My concern is that we are witnessing an “incredible shrinking computer company” that has no plan to revive sales and win back customers.
If their new model is to compete with Dell only in areas where there are decent margins, they will need to do more than close 19 stores. They will need to radically change the company’s focus and provide solutions mainly to the enterprise market rather than consumers.
Considering the huge lease liability on its books, can Gateway successfully make the change?
By the way, I’m really enjoying this exchange
Gateway announced last week (week ending Friday 3/1) that they no longer forecast profitability at any time during 2002. The company is focusing on building market share by competing with Dell and others on price. Following Wednesday’s announcement, GTW opened decidedly lower on Thursday and closed the week at under $5.00 per share.

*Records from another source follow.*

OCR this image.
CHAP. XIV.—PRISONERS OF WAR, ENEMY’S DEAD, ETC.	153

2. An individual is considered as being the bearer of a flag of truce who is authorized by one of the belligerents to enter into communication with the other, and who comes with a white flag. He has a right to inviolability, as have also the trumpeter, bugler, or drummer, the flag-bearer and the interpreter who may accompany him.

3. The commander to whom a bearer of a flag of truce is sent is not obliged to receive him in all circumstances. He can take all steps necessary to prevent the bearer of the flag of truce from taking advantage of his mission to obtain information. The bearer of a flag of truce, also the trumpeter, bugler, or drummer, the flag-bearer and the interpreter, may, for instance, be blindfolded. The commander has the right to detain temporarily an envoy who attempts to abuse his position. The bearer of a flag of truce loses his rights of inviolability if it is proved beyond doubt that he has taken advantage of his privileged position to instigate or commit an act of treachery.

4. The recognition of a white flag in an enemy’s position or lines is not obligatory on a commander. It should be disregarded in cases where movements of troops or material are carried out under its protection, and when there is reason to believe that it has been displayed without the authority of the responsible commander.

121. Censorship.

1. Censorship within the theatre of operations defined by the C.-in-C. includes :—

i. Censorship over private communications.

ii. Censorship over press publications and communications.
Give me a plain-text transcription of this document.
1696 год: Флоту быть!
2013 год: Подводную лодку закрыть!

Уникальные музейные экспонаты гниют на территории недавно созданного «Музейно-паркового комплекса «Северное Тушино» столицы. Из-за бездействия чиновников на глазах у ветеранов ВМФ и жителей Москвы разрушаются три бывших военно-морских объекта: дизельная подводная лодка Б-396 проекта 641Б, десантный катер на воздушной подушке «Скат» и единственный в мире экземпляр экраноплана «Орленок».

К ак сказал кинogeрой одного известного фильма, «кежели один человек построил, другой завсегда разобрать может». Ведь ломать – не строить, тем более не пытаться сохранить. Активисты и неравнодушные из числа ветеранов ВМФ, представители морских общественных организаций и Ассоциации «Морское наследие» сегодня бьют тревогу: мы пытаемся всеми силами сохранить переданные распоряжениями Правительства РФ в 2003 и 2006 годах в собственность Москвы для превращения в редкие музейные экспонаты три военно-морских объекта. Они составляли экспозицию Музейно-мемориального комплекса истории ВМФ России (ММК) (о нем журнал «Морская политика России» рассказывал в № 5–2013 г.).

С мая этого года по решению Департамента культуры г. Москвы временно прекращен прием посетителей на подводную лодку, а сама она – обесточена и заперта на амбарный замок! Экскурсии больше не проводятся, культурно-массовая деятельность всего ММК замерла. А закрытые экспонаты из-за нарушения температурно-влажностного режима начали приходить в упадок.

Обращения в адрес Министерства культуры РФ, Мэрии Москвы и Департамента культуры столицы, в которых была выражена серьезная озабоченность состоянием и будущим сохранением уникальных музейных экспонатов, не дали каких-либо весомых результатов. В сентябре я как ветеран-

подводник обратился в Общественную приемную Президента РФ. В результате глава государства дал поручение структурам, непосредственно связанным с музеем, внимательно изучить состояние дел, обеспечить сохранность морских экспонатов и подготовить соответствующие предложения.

In other Gateway related news, a representative from the company will testify on behalf of the nine dissenting states that are seeking tougher sanctions against Microsoft. As the smallest of the major PC makers, Gateway apparently sees itself on the losing side of the current Windows licensing arrangements.
Although Apple is only a bit larger than Gateway in terms of overall revenue, Apple’s market value is more than five times larger than the value of Gateway and when the valuations are compared net of cash for each company, Apple’s valuation grows to roughly twelve times that of its hardware competitor.